Cyclic plasticity in the crack tip region is at the origin of various history effects in fatigue.
For instance, fatigue crack growth in mode I is delayed after the application of an overload because
of the existence of compressive residual stresses in the overload’s plastic zone. Moreover, if the
overload’s ratio is large enough, the crack may grow under mixed mode condition until it has gone
round the overload’s plastic zone. Thus, crack tip plasticity modifies both the kinetics and the
crack’s plane. Therefore modeling the growth of a fatigue crack under complex loading conditions
requires considering the effects of crack tip plasticity. Finite element analyses are useful for
analyzing crack tip plasticity under various loading conditions. However, the simulation of mixed
mode fatigue crack growth by elastic-plastic finite element computations leads to huge computation
costs, in particular if the crack doesn’t remain planer. Therefore, in this paper, the finite element
method is employed only to build a global constitutive model for crack tip plasticity under mixed
mode loading conditions. Then this model can be employed, independently of any FE computation,
in a mixed mode fatigue crack growth criterion including memory effects inherited from crack tip
plasticity.
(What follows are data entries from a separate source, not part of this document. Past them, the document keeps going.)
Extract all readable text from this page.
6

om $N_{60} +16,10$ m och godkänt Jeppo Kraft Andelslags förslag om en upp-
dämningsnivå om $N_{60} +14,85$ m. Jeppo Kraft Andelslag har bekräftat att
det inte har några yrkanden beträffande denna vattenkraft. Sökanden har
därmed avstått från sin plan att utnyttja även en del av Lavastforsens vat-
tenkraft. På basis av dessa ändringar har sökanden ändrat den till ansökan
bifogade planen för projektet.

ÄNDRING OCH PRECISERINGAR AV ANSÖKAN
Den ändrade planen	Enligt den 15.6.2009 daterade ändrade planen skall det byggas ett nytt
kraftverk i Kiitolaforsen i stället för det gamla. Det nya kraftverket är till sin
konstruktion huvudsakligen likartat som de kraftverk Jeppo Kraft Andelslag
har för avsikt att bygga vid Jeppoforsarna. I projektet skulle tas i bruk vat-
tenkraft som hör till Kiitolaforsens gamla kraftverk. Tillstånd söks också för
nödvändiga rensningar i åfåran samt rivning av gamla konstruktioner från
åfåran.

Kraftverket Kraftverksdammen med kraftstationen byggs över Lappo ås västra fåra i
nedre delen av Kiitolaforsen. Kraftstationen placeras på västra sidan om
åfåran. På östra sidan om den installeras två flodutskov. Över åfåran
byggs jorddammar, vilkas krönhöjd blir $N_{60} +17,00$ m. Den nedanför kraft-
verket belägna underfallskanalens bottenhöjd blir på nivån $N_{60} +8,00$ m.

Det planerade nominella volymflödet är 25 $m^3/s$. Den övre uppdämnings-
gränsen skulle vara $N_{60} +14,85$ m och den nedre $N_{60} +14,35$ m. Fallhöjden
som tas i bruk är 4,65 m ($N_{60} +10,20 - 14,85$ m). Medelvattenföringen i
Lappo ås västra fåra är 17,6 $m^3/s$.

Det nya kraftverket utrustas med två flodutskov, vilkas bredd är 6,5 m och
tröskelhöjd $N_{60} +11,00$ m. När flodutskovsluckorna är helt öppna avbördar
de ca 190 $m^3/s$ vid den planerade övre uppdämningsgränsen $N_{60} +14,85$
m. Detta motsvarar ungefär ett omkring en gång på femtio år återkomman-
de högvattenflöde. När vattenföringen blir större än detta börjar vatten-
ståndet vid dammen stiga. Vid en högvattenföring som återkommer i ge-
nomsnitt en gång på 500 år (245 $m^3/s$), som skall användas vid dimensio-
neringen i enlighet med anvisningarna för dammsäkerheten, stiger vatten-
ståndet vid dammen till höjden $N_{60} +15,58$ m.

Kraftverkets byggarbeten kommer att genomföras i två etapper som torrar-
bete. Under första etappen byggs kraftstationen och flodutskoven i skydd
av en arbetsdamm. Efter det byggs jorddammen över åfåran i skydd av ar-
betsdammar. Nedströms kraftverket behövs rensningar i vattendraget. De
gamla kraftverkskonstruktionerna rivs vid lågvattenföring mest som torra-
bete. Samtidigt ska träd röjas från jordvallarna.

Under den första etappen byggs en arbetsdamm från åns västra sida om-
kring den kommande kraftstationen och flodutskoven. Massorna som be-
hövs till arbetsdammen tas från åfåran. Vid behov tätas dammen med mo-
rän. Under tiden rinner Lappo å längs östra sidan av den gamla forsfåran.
This model is developed within the framework of the thermodynamics of dissipative
processes and includes internal variables that allow modeling the effect of internal stresses and to
account for memory effects. The model was developed initially for pure mode I conditions. It was
identified and validated for a 0.48%C carbon steel. It was shown that the model allows modeling
fatigue crack growth under various variable amplitude loading conditions [1]. The present paper
aims at showing that a similar approach can be applied for mixed mode loading conditions so as to
model, finally, mixed mode fatigue crack growth.